Alternative financing options for customer: a homebuilder in Oklahoma
City, who is a customer of Wells Fargo Home Mortgage, wanted to take
advantage of lower interest rates and re-finance his motor home. The Wells
Fargo mortgage store in Oklahoma City could not help him, as it only provides
financing for 1-4 family residential properties. However, by sharing the
customer's financing question with the Wells Fargo Bank in Wichita Falls, TX
(140 miles away), the Wichita Falls bank provided bank financing on the
motor home, saving the customer hundreds of dollars a month in interest
payments.

Actions by multiple states to enact their own state versions of the Fair Credit Reporting Act will frustrate customers that do routine transactions across state lines. Wells Fargo provides services to thousands of customers that may have accounts "domiciled” in one state, yet reside or do business with a Wells Fargo bank in another state.

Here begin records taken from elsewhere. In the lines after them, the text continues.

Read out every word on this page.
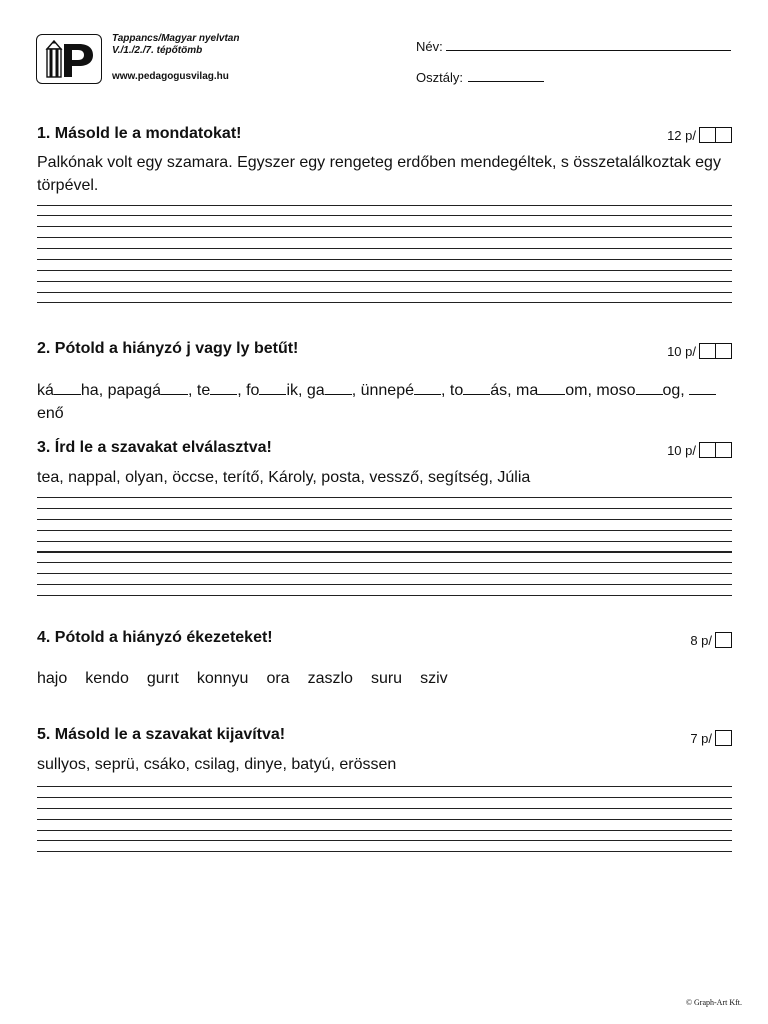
Tappancs/Magyar nyelvtan
V./1./2./7. tépőtömb
www.pedagogusvilag.hu
Név:
Osztály:
1. Másold le a mondatokat!	12 p/
Palkónak volt egy szamara. Egyszer egy rengeteg erdőben mendegéltek, s összetalálkoztak egy törpével.
2. Pótold a hiányzó j vagy ly betűt!	10 p/
ká ha, papagá , te , fo ik, ga , ünnepé , to ás, ma om, moso og, enő
3. Írd le a szavakat elválasztva!	10 p/
tea, nappal, olyan, öccse, terítő, Károly, posta, vessző, segítség, Júlia
4. Pótold a hiányzó ékezeteket!	8 p/
hajo kendo gurıt konnyu ora zaszlo suru sziv
5. Másold le a szavakat kijavítva!	7 p/
sullyos, seprü, csáko, csilag, dinye, batyú, erössen
© Graph-Art Kft.
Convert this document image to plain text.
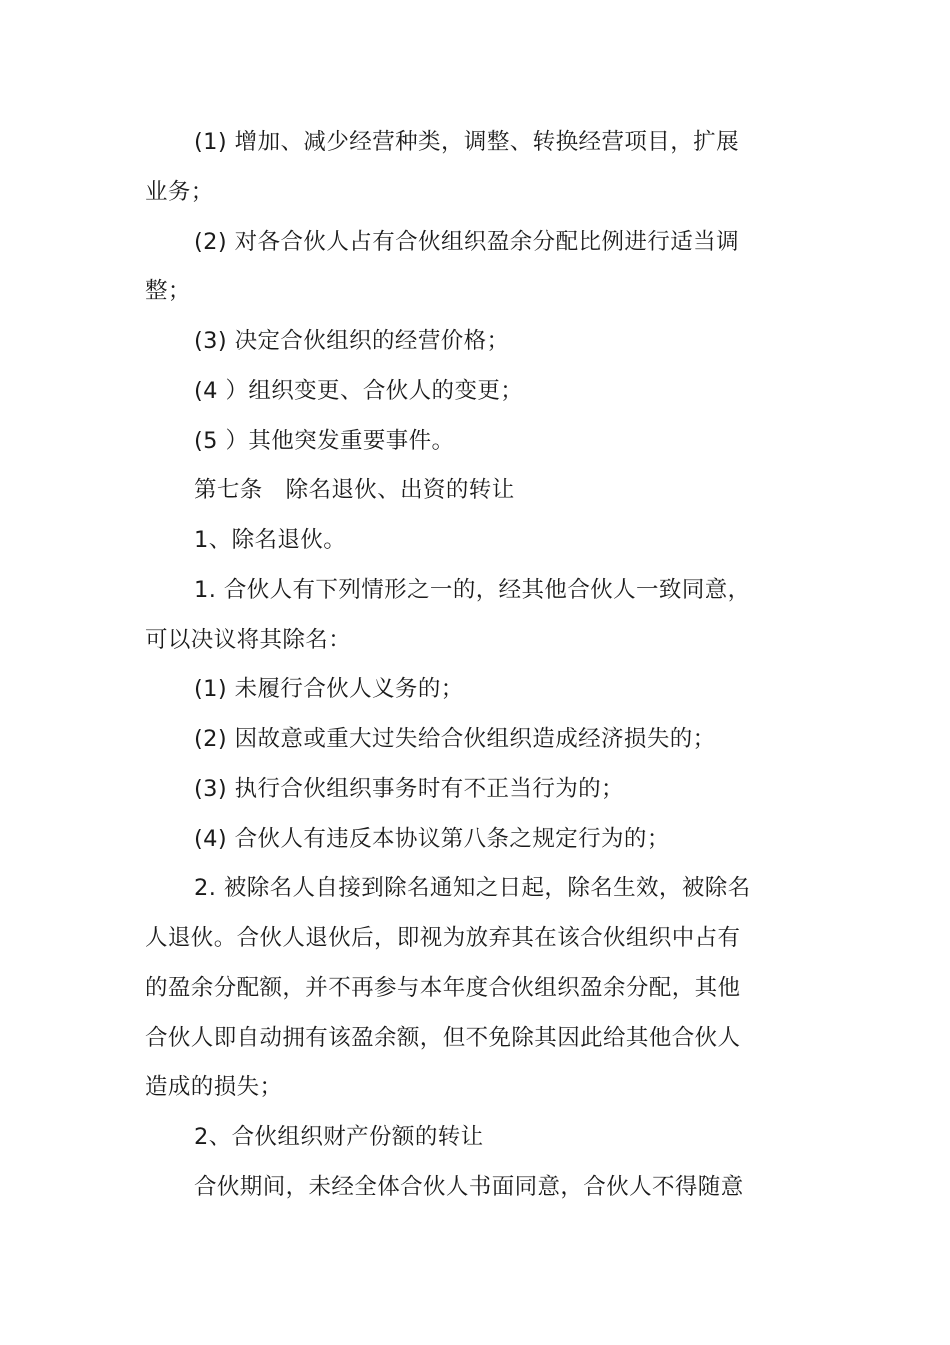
(1) 增加、减少经营种类，调整、转换经营项目，扩展
业务；
(2) 对各合伙人占有合伙组织盈余分配比例进行适当调
整；
(3) 决定合伙组织的经营价格；
(4 ）组织变更、合伙人的变更；
(5 ）其他突发重要事件。
第七条　除名退伙、出资的转让
1、除名退伙。
1. 合伙人有下列情形之一的，经其他合伙人一致同意，
可以决议将其除名：
(1) 未履行合伙人义务的；
(2) 因故意或重大过失给合伙组织造成经济损失的；
(3) 执行合伙组织事务时有不正当行为的；
(4) 合伙人有违反本协议第八条之规定行为的；
2. 被除名人自接到除名通知之日起，除名生效，被除名
人退伙。合伙人退伙后，即视为放弃其在该合伙组织中占有
的盈余分配额，并不再参与本年度合伙组织盈余分配，其他
合伙人即自动拥有该盈余额，但不免除其因此给其他合伙人
造成的损失；
2、合伙组织财产份额的转让
合伙期间，未经全体合伙人书面同意，合伙人不得随意
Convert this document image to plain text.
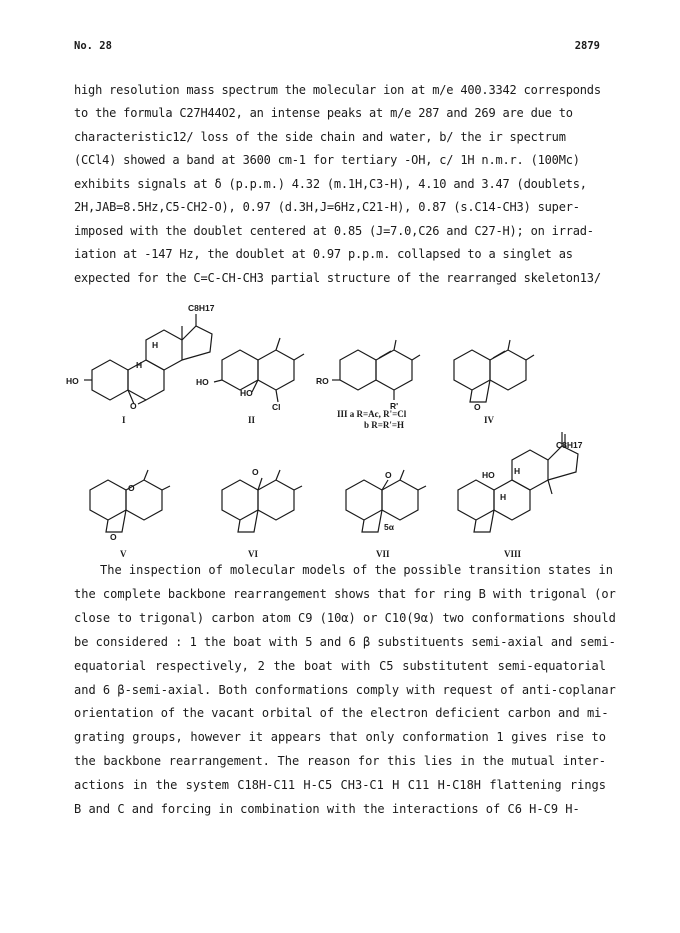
No. 28	2879
high resolution mass spectrum the molecular ion at m/e 400.3342 corresponds
to the formula C27H44O2, an intense peaks at m/e 287 and 269 are due to
characteristic12/ loss of the side chain and water, b/ the ir spectrum
(CCl4) showed a band at 3600 cm-1 for tertiary -OH, c/ 1H n.m.r. (100Mc)
exhibits signals at δ (p.p.m.) 4.32 (m.1H,C3-H), 4.10 and 3.47 (doublets,
2H,JAB=8.5Hz,C5-CH2-O), 0.97 (d.3H,J=6Hz,C21-H), 0.87 (s.C14-CH3) super-
imposed with the doublet centered at 0.85 (J=7.0,C26 and C27-H); on irrad-
iation at -147 Hz, the doublet at 0.97 p.p.m. collapsed to a singlet as
expected for the C=C-CH-CH3 partial structure of the rearranged skeleton13/
C8H17
H
H
HO
O
HO
HO
Cl
RO
R'	O
O
O
O	O
5α
C8H17
HO H
H
I	II
III a R=Ac, R'=Cl
b R=R'=H	IV
V	VI	VII	VIII
The inspection of molecular models of the possible transition states in
the complete backbone rearrangement shows that for ring B with trigonal (or
close to trigonal) carbon atom C9 (10α) or C10(9α) two conformations should
be considered : 1 the boat with 5 and 6 β substituents semi-axial and semi-
equatorial respectively, 2 the boat with C5 substitutent semi-equatorial
and 6 β-semi-axial. Both conformations comply with request of anti-coplanar
orientation of the vacant orbital of the electron deficient carbon and mi-
grating groups, however it appears that only conformation 1 gives rise to
the backbone rearrangement. The reason for this lies in the mutual inter-
actions in the system C18H-C11 H-C5 CH3-C1 H C11 H-C18H flattening rings
B and C and forcing in combination with the interactions of C6 H-C9 H-
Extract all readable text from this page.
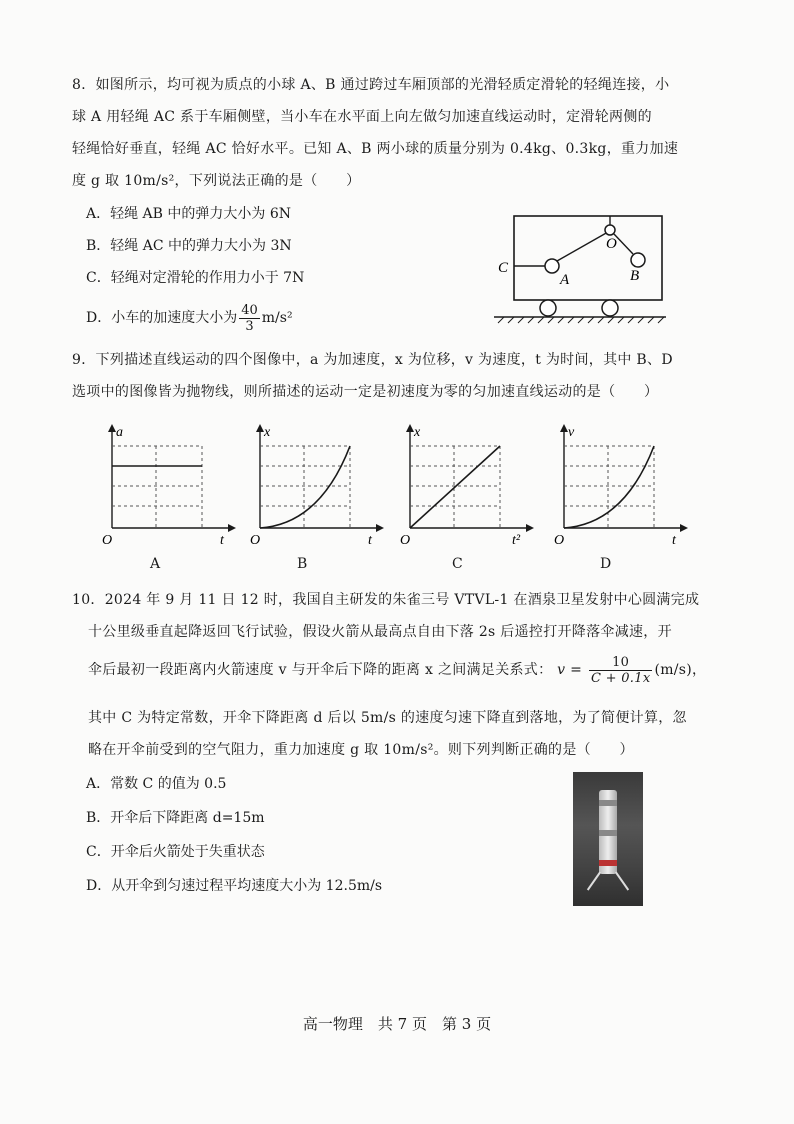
8．如图所示，均可视为质点的小球 A、B 通过跨过车厢顶部的光滑轻质定滑轮的轻绳连接，小
球 A 用轻绳 AC 系于车厢侧壁，当小车在水平面上向左做匀加速直线运动时，定滑轮两侧的
轻绳恰好垂直，轻绳 AC 恰好水平。已知 A、B 两小球的质量分别为 0.4kg、0.3kg，重力加速
度 g 取 10m/s²，下列说法正确的是（　　）
A．轻绳 AB 中的弹力大小为 6N
B．轻绳 AC 中的弹力大小为 3N
C．轻绳对定滑轮的作用力小于 7N
D．小车的加速度大小为 $\frac{40}{3} m/s^2$
C
A
O
B
9．下列描述直线运动的四个图像中，a 为加速度，x 为位移，v 为速度，t 为时间，其中 B、D
选项中的图像皆为抛物线，则所描述的运动一定是初速度为零的匀加速直线运动的是（　　）
a
t
O
x
t
O
x
t²
O
v
t
O
A	B	C	D
10．2024 年 9 月 11 日 12 时，我国自主研发的朱雀三号 VTVL-1 在酒泉卫星发射中心圆满完成
十公里级垂直起降返回飞行试验，假设火箭从最高点自由下落 2s 后遥控打开降落伞减速，开
伞后最初一段距离内火箭速度 v 与开伞后下降的距离 x 之间满足关系式： $v = \frac{10}{C + 0.1x} (m/s)$，
其中 C 为特定常数，开伞下降距离 d 后以 5m/s 的速度匀速下降直到落地，为了简便计算，忽
略在开伞前受到的空气阻力，重力加速度 g 取 10m/s²。则下列判断正确的是（　　）
A．常数 C 的值为 0.5
B．开伞后下降距离 d=15m
C．开伞后火箭处于失重状态
D．从开伞到匀速过程平均速度大小为 12.5m/s
高一物理　共 7 页　第 3 页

Nearly half a million Wells Fargo customers have made teller or ATM transactions out of state within the past 5 months. In California, of 3 million accounts, over 100,000 transact business at a Wells Fargo bank in a state other than where their account resides. In Texas, of 1 million accounts, 36,000 transact business in a border state. In Minnesota, of 750,000 accounts, 25,000 do business in a Wells Fargo bank in a neighboring state.

Uniform National Standard

Finally, Wells Fargo believes the current uniform national standard for information use, as provided by the 1996 amendments to the FCRA is vital and asks that this Congress provide clarity and stability by removing the sunset provisions that affect affiliate sharing

and other segments of credit granting. Congress should also address identity theft and should grant authority to bank regulators to set new national standards for notices about information use to customers. The problem of identity theft and complicated notices about information use are frustrating to both customers and financial service providers.

The availability of financial services, such as mortgages for our customers, and the flows of information required to make those services available do not stop at state borders or corporate structures.

Thank you and I would be happy to answer any questions that you, Chairman Bachus, or the Subcommittee may have.